En el sueño, tengo un hijo. Debe de tener unos cinco años, pero habla con la voz y la inteligencia propias de un chico de quince. Está sentado junto a mí, con el cinturón de seguridad fuertemente abrochado, sus piernas apenas le llegan al borde del asiento del coche. Es un automóvil grande y antiguo, con un volante grande como la rueda de una bicicleta; el viaje transcurre una mañana de finales de diciembre de color cromo mate.
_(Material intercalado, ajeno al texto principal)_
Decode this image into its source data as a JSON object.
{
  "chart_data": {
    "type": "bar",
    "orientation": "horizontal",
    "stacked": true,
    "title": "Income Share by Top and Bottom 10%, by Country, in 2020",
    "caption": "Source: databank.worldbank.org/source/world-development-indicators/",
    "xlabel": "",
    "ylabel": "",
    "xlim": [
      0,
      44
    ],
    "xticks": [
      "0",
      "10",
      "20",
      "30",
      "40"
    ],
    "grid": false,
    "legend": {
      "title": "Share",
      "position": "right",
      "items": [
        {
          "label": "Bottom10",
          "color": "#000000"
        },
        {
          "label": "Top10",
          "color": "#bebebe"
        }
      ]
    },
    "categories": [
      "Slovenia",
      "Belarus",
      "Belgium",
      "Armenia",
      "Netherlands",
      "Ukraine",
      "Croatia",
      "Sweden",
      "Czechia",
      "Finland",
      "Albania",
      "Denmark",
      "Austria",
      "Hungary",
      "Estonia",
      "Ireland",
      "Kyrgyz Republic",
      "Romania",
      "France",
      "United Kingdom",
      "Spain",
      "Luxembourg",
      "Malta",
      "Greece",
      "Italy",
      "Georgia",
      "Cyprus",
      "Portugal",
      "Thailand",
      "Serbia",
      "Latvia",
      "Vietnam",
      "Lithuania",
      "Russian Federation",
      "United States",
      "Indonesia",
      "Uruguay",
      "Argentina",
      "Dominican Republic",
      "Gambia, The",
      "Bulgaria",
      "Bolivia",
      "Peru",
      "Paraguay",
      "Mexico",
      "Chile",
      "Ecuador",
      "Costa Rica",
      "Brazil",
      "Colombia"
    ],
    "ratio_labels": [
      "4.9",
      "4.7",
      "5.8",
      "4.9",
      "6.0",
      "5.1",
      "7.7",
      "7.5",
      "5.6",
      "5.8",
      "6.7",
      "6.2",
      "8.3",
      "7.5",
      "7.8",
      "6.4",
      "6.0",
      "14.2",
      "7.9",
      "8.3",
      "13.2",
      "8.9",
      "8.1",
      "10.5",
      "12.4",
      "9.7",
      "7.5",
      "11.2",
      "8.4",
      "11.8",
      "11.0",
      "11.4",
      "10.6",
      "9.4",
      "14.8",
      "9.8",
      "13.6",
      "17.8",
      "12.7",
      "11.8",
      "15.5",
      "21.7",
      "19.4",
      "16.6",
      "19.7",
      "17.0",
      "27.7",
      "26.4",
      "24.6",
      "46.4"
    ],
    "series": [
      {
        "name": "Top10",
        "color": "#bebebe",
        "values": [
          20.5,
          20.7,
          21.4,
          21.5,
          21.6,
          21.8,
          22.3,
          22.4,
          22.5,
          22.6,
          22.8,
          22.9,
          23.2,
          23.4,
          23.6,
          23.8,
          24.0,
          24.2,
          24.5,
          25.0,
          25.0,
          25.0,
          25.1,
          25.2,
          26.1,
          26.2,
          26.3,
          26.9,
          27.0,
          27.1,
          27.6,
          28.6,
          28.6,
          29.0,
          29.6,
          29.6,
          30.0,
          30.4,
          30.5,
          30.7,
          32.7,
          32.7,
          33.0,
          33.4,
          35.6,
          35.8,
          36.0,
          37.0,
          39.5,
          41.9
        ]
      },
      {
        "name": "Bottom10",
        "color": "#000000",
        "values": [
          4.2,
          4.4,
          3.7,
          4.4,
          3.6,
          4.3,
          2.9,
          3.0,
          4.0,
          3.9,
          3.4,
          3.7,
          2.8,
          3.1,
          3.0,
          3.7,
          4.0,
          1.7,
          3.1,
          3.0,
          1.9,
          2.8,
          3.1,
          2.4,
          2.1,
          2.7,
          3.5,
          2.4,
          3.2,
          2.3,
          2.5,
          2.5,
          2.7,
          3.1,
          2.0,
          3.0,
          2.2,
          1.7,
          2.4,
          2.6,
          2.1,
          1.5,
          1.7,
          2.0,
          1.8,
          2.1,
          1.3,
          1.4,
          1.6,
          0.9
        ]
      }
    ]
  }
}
Estamos en algún lugar rural, al sur de Massachusetts, pero al norte de la Línea Mason-Dixon[1] —quizás en Delaware, o en el sur de Nueva Jersey—, y los silos a cuadros rojos y blancos se alzan en la distancia por encima de los campos surcados por un tenue gris dejado por la nieve de la semana anterior. No hay nada a nuestro alrededor, excepto campos y silos lejanos, un molino helado y silencioso, y kilómetros de cable negro de teléfono que reluce en el hielo. No hay ningún otro coche, no hay gente. Sólo mi hijo y yo, y la carretera de dura pizarra serpenteando a través de los campos de trigo helado.

Mi hijo dice:

«Patrick».

«¿Sí?»

«Es un buen día». Contemplo la mañana silenciosa y grisácea, el puro silencio. Más allá del último silo, una delgada columna de humo oscuro se eleva desde una chimenea. Aunque no llego a ver la construcción, puedo imaginar el calor de la casa. Puedo oler la comida asándose en el horno; puedo ver brillantes cerezas en la cocina de madera color miel. Un delantal cuelga de la manecilla de la puerta del horno. Es agradable estar en casa una silenciosa mañana de diciembre.

Miro a mi hijo y le digo: «Sí, lo es».

Mi hijo dice: «Conduciremos todo el día. Conduciremos toda la noche. Conduciremos por siempre».

Yo le contesto: «Claro».

Mi hijo mira por la ventana y dice: «Papá».

«¿Sí?»

«Nunca dejaremos de conducir».

Vuelvo la cabeza y veo que me está mirando con mis propios ojos.

Le digo: «De acuerdo. Nunca dejaremos de conducir».

Pone sus manos encima de las mías y dice: «Si dejamos de conducir, nos quedaremos sin aire».

«Sí».

«Y si nos quedamos sin aire, nos morimos».

«Así es».

«Yo no quiero morir, papá».

Acaricio su pelo lacio y le digo: «Yo tampoco».

«Así pues, nunca dejaremos de conducir».

«No, amigo. —Puedo oler le la piel, el pelo, la fragancia de un recién nacido en el cuerpo de un niño de cinco años—. Nunca dejaremos de conducir».

«Bien».

Se recuesta en el asiento, y se queda dormido con la mejilla contra la palma de mi mano.

Ante mí, la carretera de pizarra avanza entre campos polvorientos y blanquecinos; mi mano se siente ligera y segura al volante. La carretera es recta y llana y se extiende miles de kilómetros ante mí. La vieja nieve susurra cuando el viento la aparta de los campos y la lanza, en pequeñas ráfagas, sobre las grietas de alquitrán que hay delante de la rejilla.

Nunca dejaré de conducir. Nunca saldré del coche. Nunca me quedaré sin gasolina. Nunca sentiré hambre. Aquí se está calentito. Tengo a mi hijo. Está a salvo. Estoy a salvo. Nunca dejaré de conducir. No me cansaré. Nunca pararé.

La carretera se extiende amplia e interminable ante mí.

Mi hijo aparta la cabeza de mi mano y dice: «¿Dónde está mamá?».

«No lo sé», contesto.

«Pero ¿todo va bien?», pregunta mirándome.

«Todo va bien —le digo—. Todo está en orden. Vuélvete a dormir».

Mi hijo se duerme de nuevo. Yo sigo conduciendo.

Ambos desaparecemos cuando me despierto.